Traditionally, both in the West and Korea, office work and documentation were considered male job. However, at the end of the 19th century in Europe and the US, the female clerk first appeared and soon the number exponentially increased. Similarly, at the end of the 1960s in Korea, female office workers appeared and in the 1970s, the number suddenly increased. How did female workers come to the office scene taking male job? The author assumes that the change took place suddenly yet naturally. Women took over some part of office work which was considered feminine and gradually expanded their work to documentation and other types of office work. Then, what kind of feminine duties did bring females to the office?
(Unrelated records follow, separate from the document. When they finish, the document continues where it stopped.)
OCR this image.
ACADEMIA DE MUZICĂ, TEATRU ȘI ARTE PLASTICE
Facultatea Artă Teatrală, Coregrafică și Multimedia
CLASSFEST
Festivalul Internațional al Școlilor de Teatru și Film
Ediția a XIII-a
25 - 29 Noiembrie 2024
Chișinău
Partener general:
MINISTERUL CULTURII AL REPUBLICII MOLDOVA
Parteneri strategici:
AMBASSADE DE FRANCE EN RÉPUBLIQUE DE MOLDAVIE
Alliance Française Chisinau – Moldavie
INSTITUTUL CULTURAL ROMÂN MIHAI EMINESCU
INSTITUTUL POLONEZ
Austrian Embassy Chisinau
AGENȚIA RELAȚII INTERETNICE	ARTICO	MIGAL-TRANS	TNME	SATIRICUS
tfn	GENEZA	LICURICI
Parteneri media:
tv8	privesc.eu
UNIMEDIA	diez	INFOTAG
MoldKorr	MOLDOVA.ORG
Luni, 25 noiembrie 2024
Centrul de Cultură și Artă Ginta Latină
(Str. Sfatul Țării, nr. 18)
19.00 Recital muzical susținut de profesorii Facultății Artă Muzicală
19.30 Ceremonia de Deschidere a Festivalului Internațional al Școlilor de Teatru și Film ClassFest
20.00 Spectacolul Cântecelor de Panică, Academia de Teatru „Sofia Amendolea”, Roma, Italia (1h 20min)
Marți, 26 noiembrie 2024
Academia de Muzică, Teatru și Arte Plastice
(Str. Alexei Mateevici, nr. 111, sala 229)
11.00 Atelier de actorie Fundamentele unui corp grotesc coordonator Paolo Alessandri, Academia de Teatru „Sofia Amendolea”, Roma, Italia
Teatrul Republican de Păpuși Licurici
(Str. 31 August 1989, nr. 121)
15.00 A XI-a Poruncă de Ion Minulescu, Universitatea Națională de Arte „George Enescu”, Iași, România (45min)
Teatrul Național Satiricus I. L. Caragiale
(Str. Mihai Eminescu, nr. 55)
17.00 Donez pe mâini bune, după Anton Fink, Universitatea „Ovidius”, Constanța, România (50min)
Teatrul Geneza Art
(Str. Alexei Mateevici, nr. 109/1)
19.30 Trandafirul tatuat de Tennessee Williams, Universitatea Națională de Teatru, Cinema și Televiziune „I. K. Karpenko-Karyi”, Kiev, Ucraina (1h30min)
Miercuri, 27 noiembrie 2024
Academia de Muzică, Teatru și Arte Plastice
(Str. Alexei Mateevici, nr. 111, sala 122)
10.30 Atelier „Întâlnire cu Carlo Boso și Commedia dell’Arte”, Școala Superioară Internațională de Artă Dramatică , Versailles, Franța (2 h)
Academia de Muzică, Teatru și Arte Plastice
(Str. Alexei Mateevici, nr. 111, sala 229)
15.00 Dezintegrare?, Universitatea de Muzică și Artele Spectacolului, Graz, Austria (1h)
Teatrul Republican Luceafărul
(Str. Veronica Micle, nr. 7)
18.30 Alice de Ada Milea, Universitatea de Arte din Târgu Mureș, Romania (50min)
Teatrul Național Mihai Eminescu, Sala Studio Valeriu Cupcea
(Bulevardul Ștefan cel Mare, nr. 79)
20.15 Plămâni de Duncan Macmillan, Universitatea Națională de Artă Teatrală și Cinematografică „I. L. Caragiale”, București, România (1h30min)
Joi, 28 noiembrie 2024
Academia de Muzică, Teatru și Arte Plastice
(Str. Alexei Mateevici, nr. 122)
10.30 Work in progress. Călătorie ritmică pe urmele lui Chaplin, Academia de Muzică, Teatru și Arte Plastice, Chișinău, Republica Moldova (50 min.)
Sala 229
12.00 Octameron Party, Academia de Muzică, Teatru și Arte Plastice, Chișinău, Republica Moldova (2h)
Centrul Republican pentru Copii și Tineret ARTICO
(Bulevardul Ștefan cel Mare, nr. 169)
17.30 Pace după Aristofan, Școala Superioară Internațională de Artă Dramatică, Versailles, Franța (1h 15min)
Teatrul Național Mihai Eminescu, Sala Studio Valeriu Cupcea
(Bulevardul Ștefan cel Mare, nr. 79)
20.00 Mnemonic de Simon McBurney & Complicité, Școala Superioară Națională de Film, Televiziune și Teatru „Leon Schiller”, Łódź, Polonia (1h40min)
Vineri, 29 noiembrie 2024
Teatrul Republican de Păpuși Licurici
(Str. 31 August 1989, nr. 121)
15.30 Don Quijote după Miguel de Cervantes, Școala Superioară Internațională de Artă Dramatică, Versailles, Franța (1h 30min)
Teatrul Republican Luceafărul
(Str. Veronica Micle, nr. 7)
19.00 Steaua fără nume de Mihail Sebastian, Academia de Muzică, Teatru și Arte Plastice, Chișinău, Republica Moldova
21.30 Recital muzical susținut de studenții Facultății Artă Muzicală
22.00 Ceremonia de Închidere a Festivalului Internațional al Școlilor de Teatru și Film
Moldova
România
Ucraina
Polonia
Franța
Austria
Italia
In 1999, Friedrich Kittler, in his book Gramophone, Film, Typewriter, argues that female workers appeared together with the introduction of typewriters. Indeed, in 1870, there were only 7 female office clerks (typewriters and stenographers) in the US, however, after E. Remington & Sons’ Remington II typewriter became very popular, in 1880, suddenly there were 2,000 female office clerks. Kittler explains that females used to play the piano, therefore, using typewriters was relatively considered female job. However, this Western history does not explain the appearance of Korean female office workers as typewriters were not much used in Korea for various reasons such as the popular use of Chinese characters, which are ideograms, in the 1960s and 1970s. Instead, the author’s hypothesis shows that the reason could be the popularity of coffee at the beginning of the 1970s. According to the Korean alcohol serving tradition, when visitors and customers visited the office, it was required to treat them with coffee, which was considered day-time alcohol, and women appeared in the office to serve coffee and to do other chores such as cleaning the office.
As evidences, the author suggests three types of supporting data. First, the sales report of coffee in the Korean market during the 1960s and 1970s will be shown together with the invention of instant coffee in 1970. Second, the linguistic root of yeogup (a waitress in a cafe, literally meant a female office clerk) will be investigated. Third, the major duties of office clerks during the 1960s and 1970s will be examined.